The re-nationalisation of Air New Zealand (ANZ) will be completed this month (January) when the New Zealand government concludes its purchase of 1.25 billion ANZ ordinary shares.

This effectively ends a tortured process that began last June when ANZ asked the government to raise its foreign ownership caps to help a badly-needed recapitalisation. For reasons that are still disputed, that effort and a second funding plan failed, and the government chose to recapitalise the airline itself.

The government's capital contribution has come in two tranches. Wellington loaned ANZ NZ$300 million ($125 million) in October to pay debts and settle claims stemming from the decision to abandon its Ansett subsidiary. The government will convert that loan into preference shares at NZ$0.24 each on 1 January 2005.
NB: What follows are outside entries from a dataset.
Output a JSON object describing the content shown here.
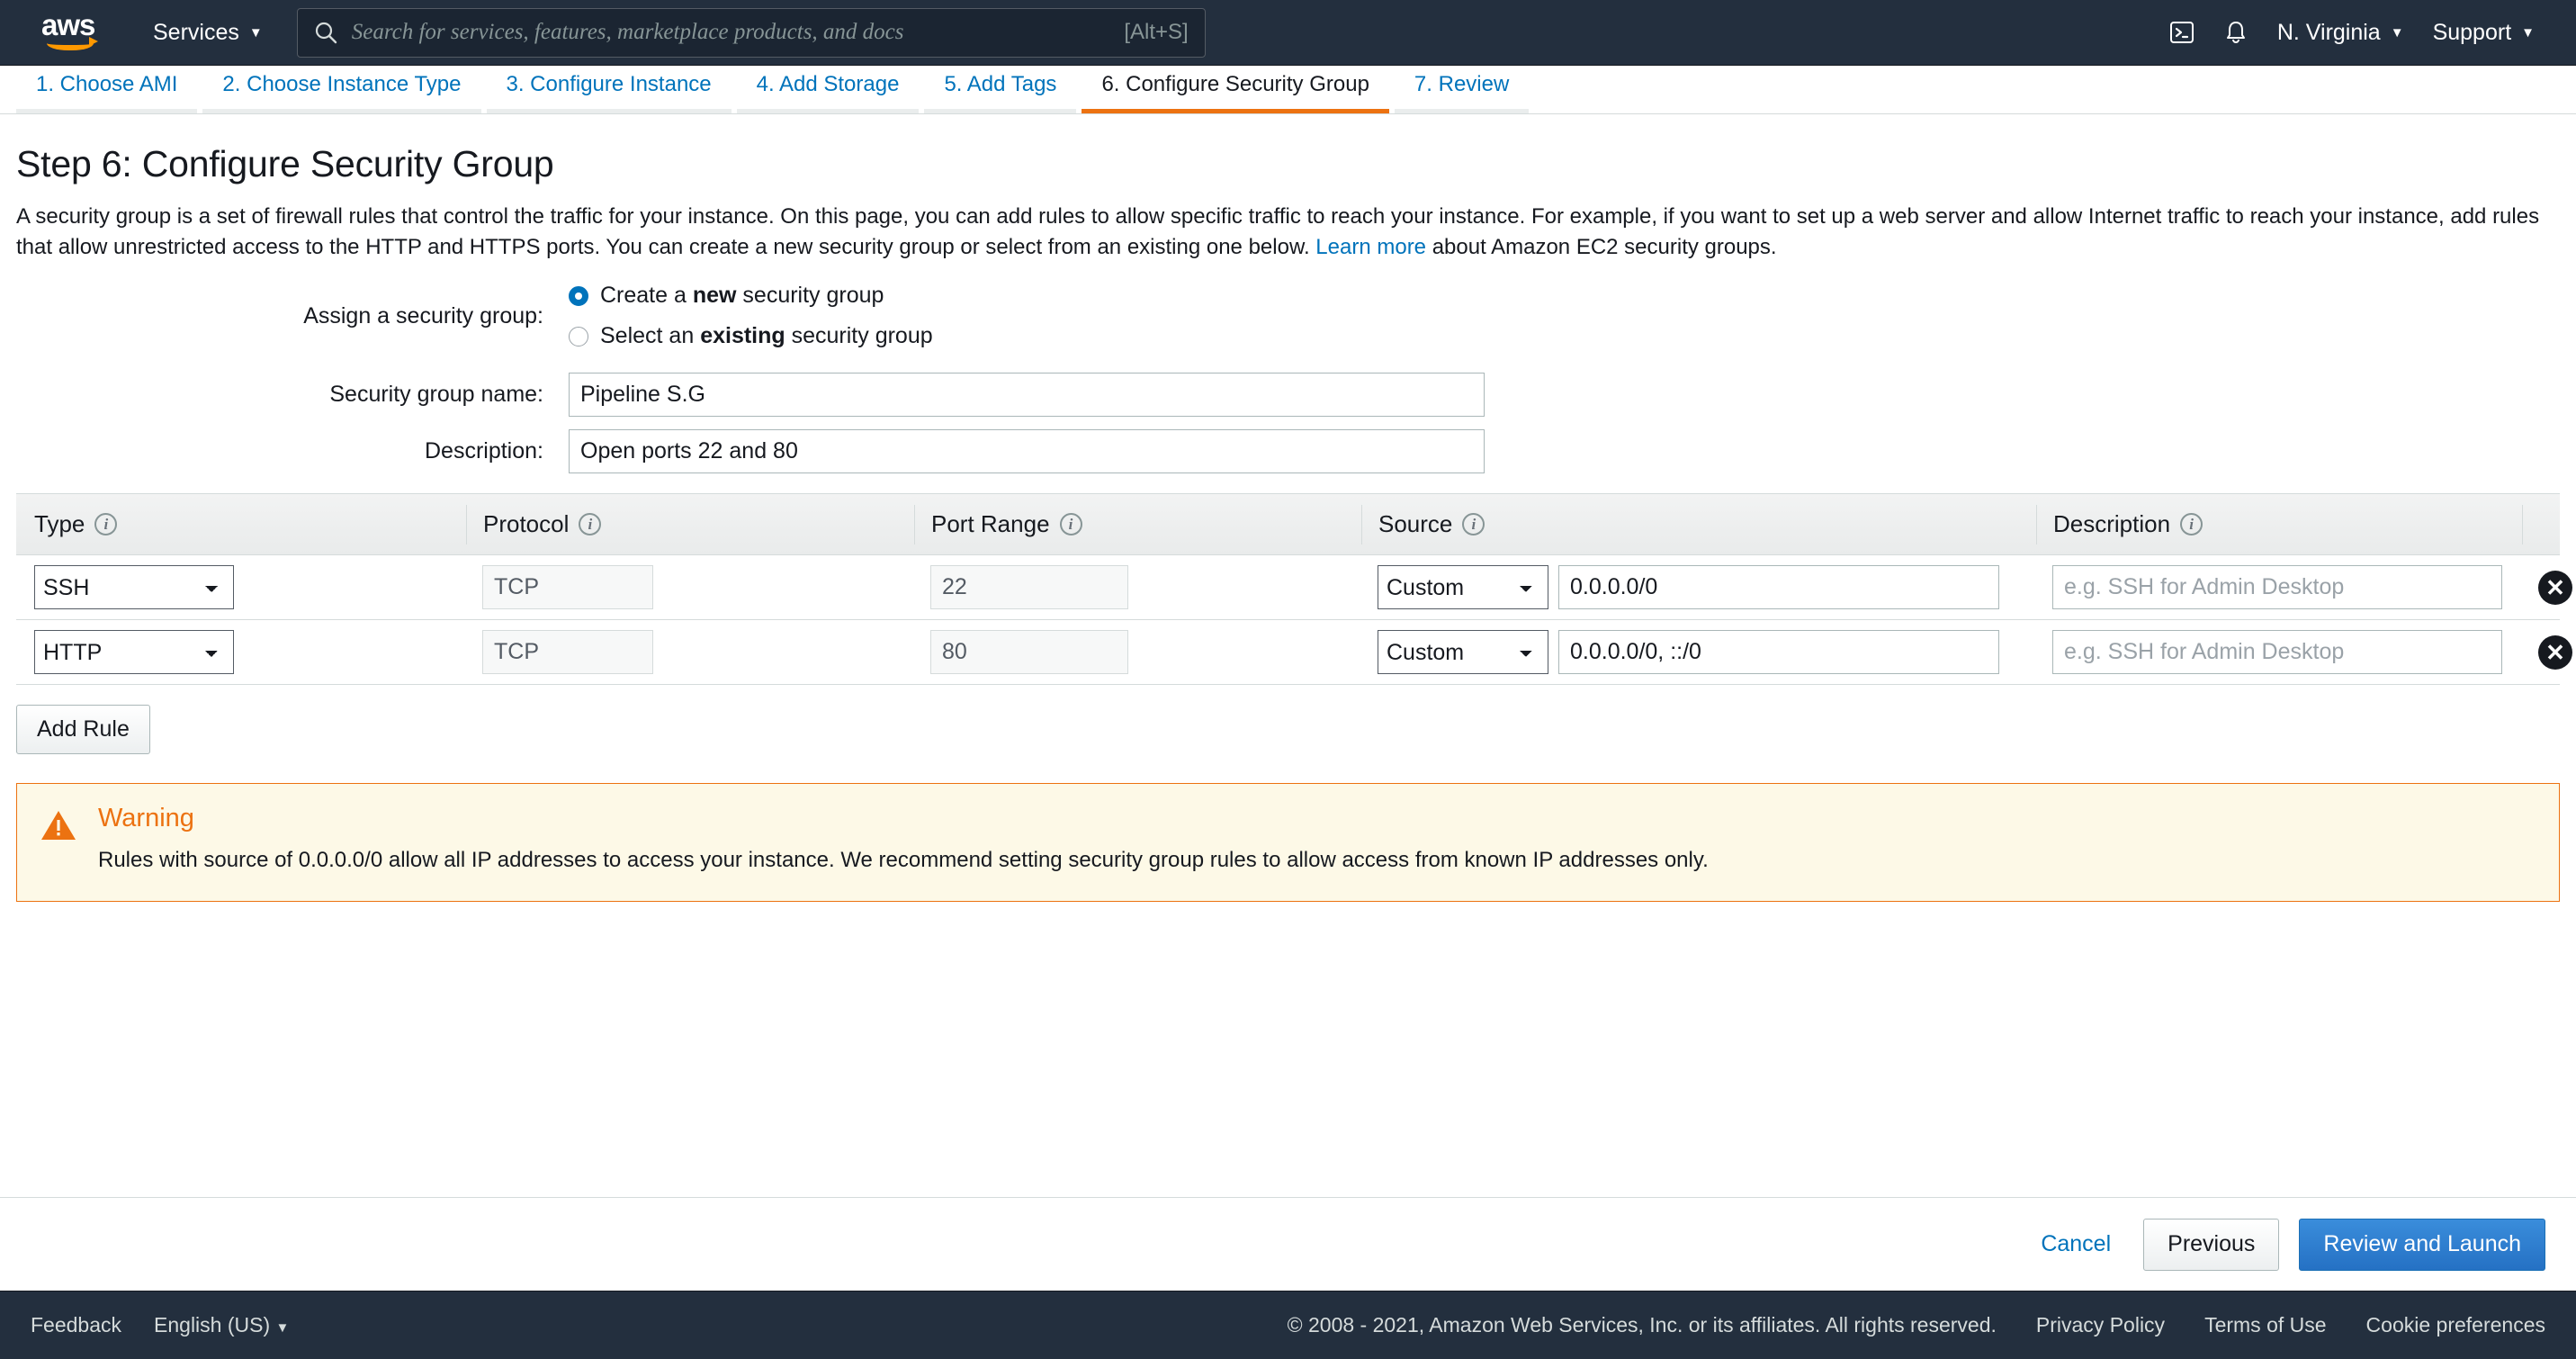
{
  "topnav": {
    "logo_text": "aws",
    "services_label": "Services",
    "search_placeholder": "Search for services, features, marketplace products, and docs",
    "search_shortcut": "[Alt+S]",
    "cloudshell_icon": "cloudshell-icon",
    "notifications_icon": "bell-icon",
    "region_label": "N. Virginia",
    "support_label": "Support",
    "caret": "▼"
  },
  "wizard": {
    "steps": [
      {
        "label": "1. Choose AMI",
        "active": false
      },
      {
        "label": "2. Choose Instance Type",
        "active": false
      },
      {
        "label": "3. Configure Instance",
        "active": false
      },
      {
        "label": "4. Add Storage",
        "active": false
      },
      {
        "label": "5. Add Tags",
        "active": false
      },
      {
        "label": "6. Configure Security Group",
        "active": true
      },
      {
        "label": "7. Review",
        "active": false
      }
    ],
    "active_step": 6,
    "active_color": "#ec7211",
    "link_color": "#0073bb"
  },
  "main": {
    "title": "Step 6: Configure Security Group",
    "intro_part1": "A security group is a set of firewall rules that control the traffic for your instance. On this page, you can add rules to allow specific traffic to reach your instance. For example, if you want to set up a web server and allow Internet traffic to reach your instance, add rules that allow unrestricted access to the HTTP and HTTPS ports. You can create a new security group or select from an existing one below. ",
    "intro_link": "Learn more",
    "intro_part2": " about Amazon EC2 security groups.",
    "assign_label": "Assign a security group:",
    "radio_new_prefix": "Create a ",
    "radio_new_bold": "new",
    "radio_new_suffix": " security group",
    "radio_existing_prefix": "Select an ",
    "radio_existing_bold": "existing",
    "radio_existing_suffix": " security group",
    "selected_option": "new",
    "sg_name_label": "Security group name:",
    "sg_name_value": "Pipeline S.G",
    "description_label": "Description:",
    "description_value": "Open ports 22 and 80"
  },
  "rules_table": {
    "headers": [
      {
        "label": "Type",
        "info": "info-icon"
      },
      {
        "label": "Protocol",
        "info": "info-icon"
      },
      {
        "label": "Port Range",
        "info": "info-icon"
      },
      {
        "label": "Source",
        "info": "info-icon"
      },
      {
        "label": "Description",
        "info": "info-icon"
      }
    ],
    "desc_placeholder": "e.g. SSH for Admin Desktop",
    "delete_icon": "delete-circle-icon",
    "rows": [
      {
        "type": "SSH",
        "protocol": "TCP",
        "port": "22",
        "source_type": "Custom",
        "source_value": "0.0.0.0/0",
        "description": ""
      },
      {
        "type": "HTTP",
        "protocol": "TCP",
        "port": "80",
        "source_type": "Custom",
        "source_value": "0.0.0.0/0, ::/0",
        "description": ""
      }
    ],
    "add_rule_label": "Add Rule"
  },
  "warning": {
    "icon": "warning-triangle-icon",
    "title": "Warning",
    "text": "Rules with source of 0.0.0.0/0 allow all IP addresses to access your instance. We recommend setting security group rules to allow access from known IP addresses only.",
    "border_color": "#ec7211",
    "background_color": "#fdf9e7"
  },
  "actions": {
    "cancel_label": "Cancel",
    "previous_label": "Previous",
    "review_label": "Review and Launch",
    "primary_color": "#2571c4"
  },
  "footer": {
    "feedback_label": "Feedback",
    "language_label": "English (US)",
    "caret": "▼",
    "copyright": "© 2008 - 2021, Amazon Web Services, Inc. or its affiliates. All rights reserved.",
    "privacy_label": "Privacy Policy",
    "terms_label": "Terms of Use",
    "cookie_label": "Cookie preferences"
  }
}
Wellington is paying an additional NZ$585 million, or NZ$0.27 each, for its remaining shares. With this purchase the government's total stake will be 82%, while Singapore Airlines' 25% is diluted to 4.5% and Brierley Investments' 30.3% drops to 5.4%. Institutions own most of the remaining 8%.
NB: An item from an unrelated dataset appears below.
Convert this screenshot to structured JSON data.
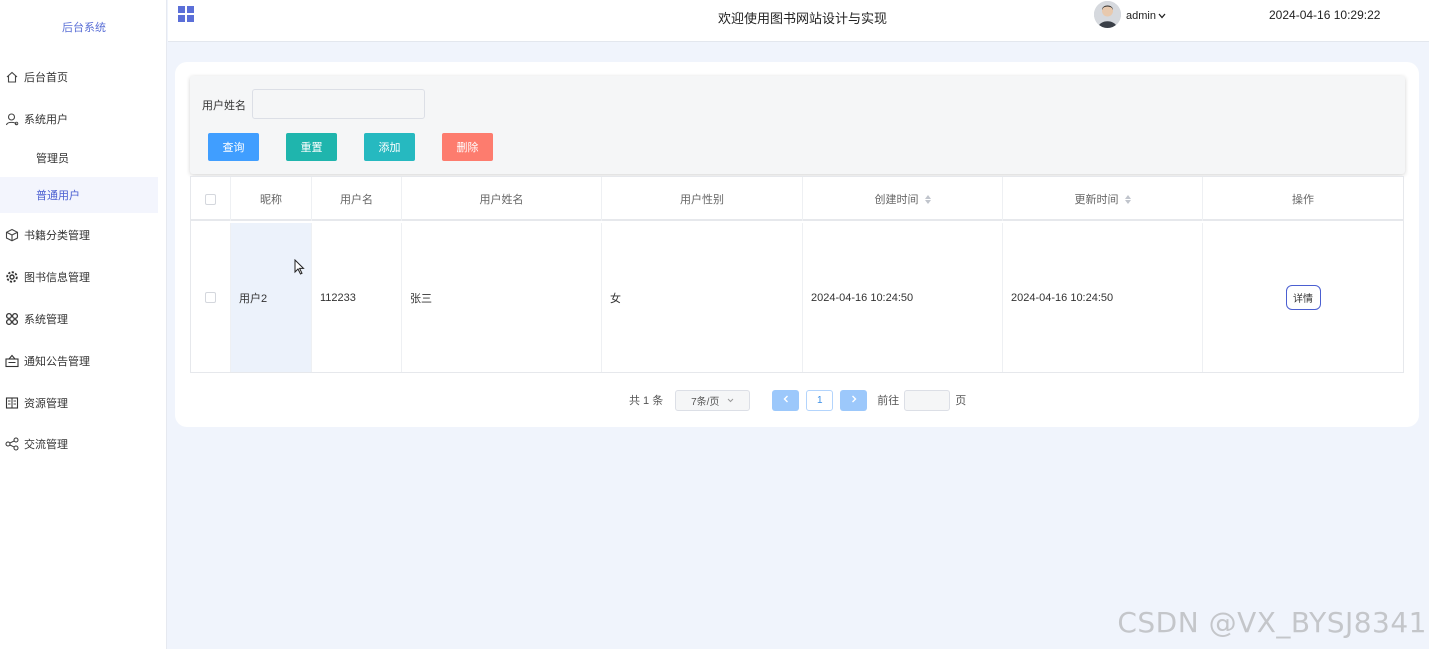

On top of this NZ$885 million total recapitalisation, Wellington is offering a further NZ$150 million as a standby facility available anytime before July 2003. Finance minister Michael Cullen says the government is advancing the extra sum because of the "considerable uncertainties" ANZ still faces.
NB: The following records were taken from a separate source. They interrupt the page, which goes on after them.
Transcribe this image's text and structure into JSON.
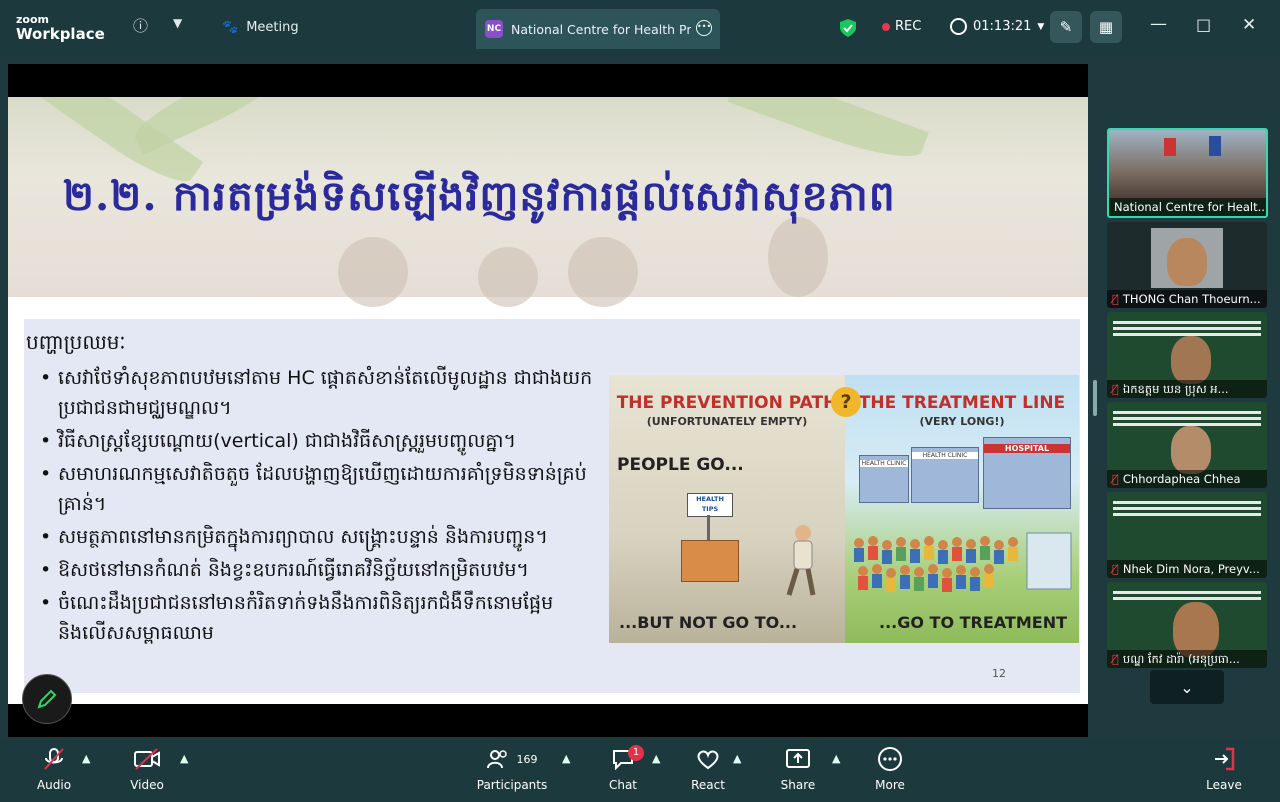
{
  "app": {
    "logo_line1": "zoom",
    "logo_line2": "Workplace",
    "meeting_label": "Meeting"
  },
  "tab": {
    "badge": "NC",
    "title": "National Centre for Health Promo"
  },
  "status": {
    "rec": "REC",
    "timer": "01:13:21"
  },
  "slide": {
    "heading": "២.២. ការតម្រង់ទិសឡើងវិញនូវការផ្តល់សេវាសុខភាព",
    "problem_label": "បញ្ហាប្រឈមៈ",
    "bullets": [
      "សេវាថែទាំសុខភាពបឋមនៅតាម HC ផ្តោតសំខាន់តែលើមូលដ្ឋាន ជាជាងយកប្រជាជនជាមជ្ឈមណ្ឌល។",
      "វិធីសាស្ត្រខ្សែបណ្តោយ(vertical) ជាជាងវិធីសាស្ត្ររួមបញ្ចូលគ្នា។",
      "សមាហរណកម្មសេវាតិចតួច ដែលបង្ហាញឱ្យឃើញដោយការគាំទ្រមិនទាន់គ្រប់គ្រាន់។",
      "សមត្ថភាពនៅមានកម្រិតក្នុងការព្យាបាល សង្គ្រោះបន្ទាន់ និងការបញ្ជូន។",
      "ឱសថនៅមានកំណត់ និងខ្វះឧបករណ៍ធ្វើរោគវិនិច្ឆ័យនៅកម្រិតបឋម។",
      "ចំណេះដឹងប្រជាជននៅមានកំរិតទាក់ទងនឹងការពិនិត្យរកជំងឺទឹកនោមផ្អែម និងលើសសម្ពាធឈាម"
    ],
    "page_number": "12",
    "illustration": {
      "left_title": "THE PREVENTION PATH",
      "left_sub": "(UNFORTUNATELY EMPTY)",
      "left_mid": "PEOPLE GO...",
      "left_bottom": "...BUT NOT GO TO...",
      "stand_sign": "HEALTH TIPS",
      "center_mark": "?",
      "right_title": "THE TREATMENT LINE",
      "right_sub": "(VERY LONG!)",
      "right_bottom": "...GO TO TREATMENT",
      "hospital_sign": "HOSPITAL",
      "clinic_sign_1": "HEALTH CLINIC",
      "clinic_sign_2": "HEALTH CLINIC"
    }
  },
  "gallery": [
    {
      "name": "National Centre for Healt..."
    },
    {
      "name": "THONG Chan Thoeurn..."
    },
    {
      "name": "ឯកឧត្តម ឃន ប្រុស អ..."
    },
    {
      "name": "Chhordaphea Chhea"
    },
    {
      "name": "Nhek Dim Nora, Preyv..."
    },
    {
      "name": "បណ្ឌ កែវ ដារ៉ា (អនុប្រធា..."
    }
  ],
  "toolbar": {
    "audio": "Audio",
    "video": "Video",
    "participants": "Participants",
    "participants_count": "169",
    "chat": "Chat",
    "chat_badge": "1",
    "react": "React",
    "share": "Share",
    "more": "More",
    "leave": "Leave"
  },
  "colors": {
    "bg": "#1e3a3f",
    "heading": "#2a2a9c",
    "rec_dot": "#e8384f",
    "active_border": "#3bd6b0",
    "leave": "#e4314a"
  }
}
Wellington is already placing its mark on the airline. It has restructured the board, helped shape a new business plan, and picked ANZ's new chairman. Cullen assures, however, that government ownership will not influence the way it handles Virgin Blue's request to fly to New Zealand from Australia in competition with the flag carrier.

Agribusinessman John Palmer is replacing Auckland lawyer Jim Farmer as ANZ's chairman. He has considerable management experience, although none of it in aviation. He will help choose a new chief executive to replace Gary Toomey, who left in October.

Cullen, speaking for the government, says it will own ANZ "indefinitely". Eventually, however, Wellington plans to seek a cornerstone investor, probably another airline.